Whomever you choose to keep romantic company, unless your first date is a costume party (in which case you may want to reconsider), jeans are always an acceptable option. The best advice is to wear a pair that feels comfortable so you’re not tugging or pulling or worse. Choose a dark rinse for an evening date paired with a dressier shoe. Denim is also the perfect complement to a shoulder-baring top or a fitted tee that shows off your extra time in plank pose. The best part of jeans on a first date? They make for an inconspicuous walk home the next morning.
Cocktail hour was originally established to mark the interim between daytime (work) and nighttime (formal). It’s since become a term that indicates a little black dress for women or suit for men; essentially a notch down from black tie.

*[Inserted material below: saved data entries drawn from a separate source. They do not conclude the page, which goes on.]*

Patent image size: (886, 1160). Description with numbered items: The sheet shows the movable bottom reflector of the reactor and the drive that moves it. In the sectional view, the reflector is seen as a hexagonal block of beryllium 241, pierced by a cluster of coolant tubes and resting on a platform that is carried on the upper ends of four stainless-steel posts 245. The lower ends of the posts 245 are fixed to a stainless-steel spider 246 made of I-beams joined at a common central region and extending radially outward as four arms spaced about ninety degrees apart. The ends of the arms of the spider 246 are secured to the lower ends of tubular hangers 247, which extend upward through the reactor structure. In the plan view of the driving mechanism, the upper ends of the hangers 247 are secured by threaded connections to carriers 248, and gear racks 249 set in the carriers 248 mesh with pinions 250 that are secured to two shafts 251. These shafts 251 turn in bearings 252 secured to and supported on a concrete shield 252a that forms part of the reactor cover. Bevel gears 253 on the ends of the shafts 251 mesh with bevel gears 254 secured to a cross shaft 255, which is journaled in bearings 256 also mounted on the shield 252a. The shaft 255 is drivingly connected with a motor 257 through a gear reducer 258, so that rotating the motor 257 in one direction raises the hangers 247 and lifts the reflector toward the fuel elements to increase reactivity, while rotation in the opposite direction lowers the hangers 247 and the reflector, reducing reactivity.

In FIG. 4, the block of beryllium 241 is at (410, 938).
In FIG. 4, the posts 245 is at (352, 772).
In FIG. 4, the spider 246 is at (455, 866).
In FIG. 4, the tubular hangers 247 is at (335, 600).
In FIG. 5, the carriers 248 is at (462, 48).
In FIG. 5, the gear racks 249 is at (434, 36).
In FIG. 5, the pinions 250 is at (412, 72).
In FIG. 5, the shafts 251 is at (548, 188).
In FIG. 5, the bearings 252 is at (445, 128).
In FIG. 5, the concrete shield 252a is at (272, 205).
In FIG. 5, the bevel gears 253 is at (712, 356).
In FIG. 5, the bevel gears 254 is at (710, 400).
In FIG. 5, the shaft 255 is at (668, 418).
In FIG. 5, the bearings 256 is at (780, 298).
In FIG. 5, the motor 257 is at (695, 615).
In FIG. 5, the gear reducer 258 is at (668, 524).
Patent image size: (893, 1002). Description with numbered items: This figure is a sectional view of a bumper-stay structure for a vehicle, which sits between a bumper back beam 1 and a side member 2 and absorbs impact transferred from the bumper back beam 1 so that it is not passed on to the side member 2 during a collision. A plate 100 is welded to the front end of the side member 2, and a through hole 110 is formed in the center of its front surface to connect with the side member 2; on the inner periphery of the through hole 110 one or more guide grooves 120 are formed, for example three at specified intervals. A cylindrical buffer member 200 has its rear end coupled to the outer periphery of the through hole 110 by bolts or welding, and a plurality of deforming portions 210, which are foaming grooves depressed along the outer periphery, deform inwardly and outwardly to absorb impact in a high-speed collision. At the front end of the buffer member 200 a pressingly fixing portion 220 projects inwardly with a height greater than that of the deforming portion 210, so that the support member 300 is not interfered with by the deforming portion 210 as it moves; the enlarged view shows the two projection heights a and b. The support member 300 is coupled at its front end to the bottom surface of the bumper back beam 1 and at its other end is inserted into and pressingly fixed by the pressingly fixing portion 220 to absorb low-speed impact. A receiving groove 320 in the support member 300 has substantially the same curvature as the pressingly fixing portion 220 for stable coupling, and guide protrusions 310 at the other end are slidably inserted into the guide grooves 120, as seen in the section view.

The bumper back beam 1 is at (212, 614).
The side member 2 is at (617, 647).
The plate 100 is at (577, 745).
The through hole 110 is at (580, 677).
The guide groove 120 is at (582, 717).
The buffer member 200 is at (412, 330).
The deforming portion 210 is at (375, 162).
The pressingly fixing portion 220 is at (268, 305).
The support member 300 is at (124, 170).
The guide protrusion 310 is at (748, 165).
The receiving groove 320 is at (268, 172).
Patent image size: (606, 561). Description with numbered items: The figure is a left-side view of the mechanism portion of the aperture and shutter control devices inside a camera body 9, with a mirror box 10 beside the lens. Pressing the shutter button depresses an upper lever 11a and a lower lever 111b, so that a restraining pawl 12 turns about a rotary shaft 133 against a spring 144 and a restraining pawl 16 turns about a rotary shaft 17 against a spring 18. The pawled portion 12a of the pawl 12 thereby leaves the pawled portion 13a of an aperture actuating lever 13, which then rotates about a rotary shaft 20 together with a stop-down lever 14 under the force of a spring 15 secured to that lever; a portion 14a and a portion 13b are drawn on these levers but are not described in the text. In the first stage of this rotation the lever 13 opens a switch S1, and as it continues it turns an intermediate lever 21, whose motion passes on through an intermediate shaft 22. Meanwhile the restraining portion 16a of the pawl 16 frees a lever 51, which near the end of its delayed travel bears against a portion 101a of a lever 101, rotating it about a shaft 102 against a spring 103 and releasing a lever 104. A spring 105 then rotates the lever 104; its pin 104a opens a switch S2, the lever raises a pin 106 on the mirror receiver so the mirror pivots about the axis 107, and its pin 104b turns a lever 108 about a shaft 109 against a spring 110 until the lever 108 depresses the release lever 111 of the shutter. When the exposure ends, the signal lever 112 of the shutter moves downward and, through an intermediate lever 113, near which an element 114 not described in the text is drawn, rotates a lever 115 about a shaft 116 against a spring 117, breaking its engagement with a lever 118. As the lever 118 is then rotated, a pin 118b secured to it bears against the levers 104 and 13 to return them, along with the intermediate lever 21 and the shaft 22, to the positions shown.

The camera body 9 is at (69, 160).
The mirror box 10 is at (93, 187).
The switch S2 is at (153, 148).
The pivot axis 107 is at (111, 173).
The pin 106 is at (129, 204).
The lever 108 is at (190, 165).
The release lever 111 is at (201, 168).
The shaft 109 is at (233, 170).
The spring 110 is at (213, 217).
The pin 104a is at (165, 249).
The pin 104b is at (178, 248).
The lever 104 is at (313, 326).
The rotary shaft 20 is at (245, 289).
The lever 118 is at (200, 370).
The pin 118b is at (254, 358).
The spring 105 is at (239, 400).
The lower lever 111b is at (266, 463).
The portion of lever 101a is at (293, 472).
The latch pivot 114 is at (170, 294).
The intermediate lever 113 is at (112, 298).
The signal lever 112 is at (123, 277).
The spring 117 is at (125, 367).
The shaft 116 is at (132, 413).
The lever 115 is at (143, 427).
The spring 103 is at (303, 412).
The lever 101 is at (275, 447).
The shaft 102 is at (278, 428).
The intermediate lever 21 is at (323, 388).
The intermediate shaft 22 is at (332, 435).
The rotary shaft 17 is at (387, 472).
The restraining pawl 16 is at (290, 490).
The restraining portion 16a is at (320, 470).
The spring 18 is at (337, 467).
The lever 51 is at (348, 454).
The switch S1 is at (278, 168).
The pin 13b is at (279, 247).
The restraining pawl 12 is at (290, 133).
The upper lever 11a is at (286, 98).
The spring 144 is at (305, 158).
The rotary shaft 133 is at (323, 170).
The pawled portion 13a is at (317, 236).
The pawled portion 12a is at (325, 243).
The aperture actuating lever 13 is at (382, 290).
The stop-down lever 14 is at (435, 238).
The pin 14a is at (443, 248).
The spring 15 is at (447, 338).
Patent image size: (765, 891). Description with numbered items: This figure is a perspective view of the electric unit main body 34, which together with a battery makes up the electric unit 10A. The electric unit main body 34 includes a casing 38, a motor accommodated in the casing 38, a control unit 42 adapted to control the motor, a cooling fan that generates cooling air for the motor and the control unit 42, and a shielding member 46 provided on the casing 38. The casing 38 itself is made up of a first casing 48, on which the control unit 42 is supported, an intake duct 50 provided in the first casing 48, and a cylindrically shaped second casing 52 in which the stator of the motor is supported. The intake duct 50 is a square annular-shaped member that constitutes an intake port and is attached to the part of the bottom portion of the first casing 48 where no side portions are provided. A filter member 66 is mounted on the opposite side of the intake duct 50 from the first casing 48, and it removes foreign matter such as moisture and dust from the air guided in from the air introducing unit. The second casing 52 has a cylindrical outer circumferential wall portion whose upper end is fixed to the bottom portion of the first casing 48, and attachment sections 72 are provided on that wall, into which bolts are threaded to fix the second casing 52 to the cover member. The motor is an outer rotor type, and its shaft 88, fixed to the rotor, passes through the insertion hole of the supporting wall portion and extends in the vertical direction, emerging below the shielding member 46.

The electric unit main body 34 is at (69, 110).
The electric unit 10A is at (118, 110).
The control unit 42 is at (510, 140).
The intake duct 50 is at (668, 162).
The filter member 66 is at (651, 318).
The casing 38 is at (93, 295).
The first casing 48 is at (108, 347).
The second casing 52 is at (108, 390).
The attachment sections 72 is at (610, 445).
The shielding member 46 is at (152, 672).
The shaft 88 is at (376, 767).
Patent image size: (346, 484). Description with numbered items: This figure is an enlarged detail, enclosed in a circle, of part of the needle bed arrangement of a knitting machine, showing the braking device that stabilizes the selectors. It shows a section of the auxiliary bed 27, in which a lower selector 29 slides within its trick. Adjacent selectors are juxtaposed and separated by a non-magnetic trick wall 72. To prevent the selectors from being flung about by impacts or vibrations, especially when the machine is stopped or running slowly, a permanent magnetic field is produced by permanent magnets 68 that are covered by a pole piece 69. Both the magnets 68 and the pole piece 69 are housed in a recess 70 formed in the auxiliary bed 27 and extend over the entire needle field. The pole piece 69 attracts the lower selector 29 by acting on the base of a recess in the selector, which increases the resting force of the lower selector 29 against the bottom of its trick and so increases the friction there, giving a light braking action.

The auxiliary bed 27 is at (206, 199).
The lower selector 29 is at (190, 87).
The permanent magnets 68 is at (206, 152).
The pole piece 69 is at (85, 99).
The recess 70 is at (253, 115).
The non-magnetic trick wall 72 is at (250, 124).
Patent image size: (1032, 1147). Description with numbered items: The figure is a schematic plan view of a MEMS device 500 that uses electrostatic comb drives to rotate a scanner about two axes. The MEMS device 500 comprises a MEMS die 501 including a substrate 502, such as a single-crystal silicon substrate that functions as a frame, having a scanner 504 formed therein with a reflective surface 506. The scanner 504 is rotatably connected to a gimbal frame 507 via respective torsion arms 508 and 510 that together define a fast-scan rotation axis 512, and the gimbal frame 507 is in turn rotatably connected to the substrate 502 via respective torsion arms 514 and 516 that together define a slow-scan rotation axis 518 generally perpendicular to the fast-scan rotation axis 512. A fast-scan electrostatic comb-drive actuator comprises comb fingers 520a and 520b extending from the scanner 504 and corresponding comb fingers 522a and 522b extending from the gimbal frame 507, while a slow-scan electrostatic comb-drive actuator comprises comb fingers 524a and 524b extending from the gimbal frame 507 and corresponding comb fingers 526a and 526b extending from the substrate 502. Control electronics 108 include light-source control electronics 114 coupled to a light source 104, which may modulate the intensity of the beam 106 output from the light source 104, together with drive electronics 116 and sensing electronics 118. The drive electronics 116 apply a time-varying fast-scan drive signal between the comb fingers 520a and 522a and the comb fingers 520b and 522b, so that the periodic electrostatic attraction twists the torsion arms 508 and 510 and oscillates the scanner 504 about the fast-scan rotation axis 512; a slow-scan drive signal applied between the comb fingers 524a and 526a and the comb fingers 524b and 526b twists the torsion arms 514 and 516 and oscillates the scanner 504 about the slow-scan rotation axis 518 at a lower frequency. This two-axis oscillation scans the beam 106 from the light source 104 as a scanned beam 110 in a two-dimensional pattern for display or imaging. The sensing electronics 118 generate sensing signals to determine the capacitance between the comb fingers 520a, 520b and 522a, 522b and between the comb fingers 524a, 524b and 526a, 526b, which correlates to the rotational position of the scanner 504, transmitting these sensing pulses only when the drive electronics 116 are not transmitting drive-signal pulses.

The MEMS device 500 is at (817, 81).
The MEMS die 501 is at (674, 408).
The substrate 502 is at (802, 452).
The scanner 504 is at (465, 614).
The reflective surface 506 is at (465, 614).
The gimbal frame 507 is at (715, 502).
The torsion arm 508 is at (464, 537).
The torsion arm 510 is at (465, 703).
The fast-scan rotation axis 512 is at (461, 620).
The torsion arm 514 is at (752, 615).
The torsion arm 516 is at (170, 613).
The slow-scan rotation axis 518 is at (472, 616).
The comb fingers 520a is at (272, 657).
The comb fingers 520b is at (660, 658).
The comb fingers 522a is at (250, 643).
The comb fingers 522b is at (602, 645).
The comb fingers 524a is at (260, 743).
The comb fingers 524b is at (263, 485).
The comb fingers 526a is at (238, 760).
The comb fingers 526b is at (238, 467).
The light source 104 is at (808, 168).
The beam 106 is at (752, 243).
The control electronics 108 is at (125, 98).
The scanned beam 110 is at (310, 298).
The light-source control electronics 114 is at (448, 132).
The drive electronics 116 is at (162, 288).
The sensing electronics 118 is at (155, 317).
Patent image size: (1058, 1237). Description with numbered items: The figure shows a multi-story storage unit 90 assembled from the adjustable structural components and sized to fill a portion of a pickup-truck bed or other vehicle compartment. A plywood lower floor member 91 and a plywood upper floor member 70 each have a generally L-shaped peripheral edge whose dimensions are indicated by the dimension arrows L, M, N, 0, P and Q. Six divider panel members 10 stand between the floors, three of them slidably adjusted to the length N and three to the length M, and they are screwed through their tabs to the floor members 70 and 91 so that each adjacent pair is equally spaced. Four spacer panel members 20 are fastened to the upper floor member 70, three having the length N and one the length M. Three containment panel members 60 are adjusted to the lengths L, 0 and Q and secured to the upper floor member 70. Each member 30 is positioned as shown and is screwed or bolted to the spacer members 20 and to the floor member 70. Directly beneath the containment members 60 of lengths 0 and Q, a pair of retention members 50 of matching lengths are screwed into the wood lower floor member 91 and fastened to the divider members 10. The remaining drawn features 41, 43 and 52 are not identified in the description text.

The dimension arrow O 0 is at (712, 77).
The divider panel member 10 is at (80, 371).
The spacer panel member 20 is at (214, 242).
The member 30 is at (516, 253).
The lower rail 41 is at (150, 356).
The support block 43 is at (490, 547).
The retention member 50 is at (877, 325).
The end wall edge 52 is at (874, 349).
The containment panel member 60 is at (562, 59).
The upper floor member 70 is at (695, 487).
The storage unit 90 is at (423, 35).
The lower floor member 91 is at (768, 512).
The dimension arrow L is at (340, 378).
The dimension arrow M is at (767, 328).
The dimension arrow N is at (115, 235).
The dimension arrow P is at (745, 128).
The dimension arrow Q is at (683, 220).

While there’s now some wiggle room for jumpsuits, sport coats and kimonos, jeans are usually a no-no. Unless of course you’re invited to one of the infamous “diamonds and denim” variety, in which case you’ll want to pair your dark denim with a luxe top or jacket: think velvet, brocade or lace and of course, a couple of carats.
No denim, no exceptions. Unless the invite explicitly says to dress like a ranch hand, this is a no-go.
Remember, if you find yourself invited with deepest sympathies, or summoned to appear, err on the conservative side and don’t show up in denim. If there’s one place you don’t want to break the rules, it’s anywhere there’s a grieving widow or a bailiff.
Fashion rules will continue to evolve and take denim with them. If in doubt, take a cue from Vanessa Friedman, style writer for The New York Times who has three tenets for dressing like an adult: Don’t distract: you want people to remember you, not the outfit you’re wearing; think of your clothes as a costume: dress for the job you want and the way you want to be perceived; and keep your clothes in good form: anything can look dapper if it’s clean, fitted properly and free of wrinkles. That’s a dress code that never goes out of style.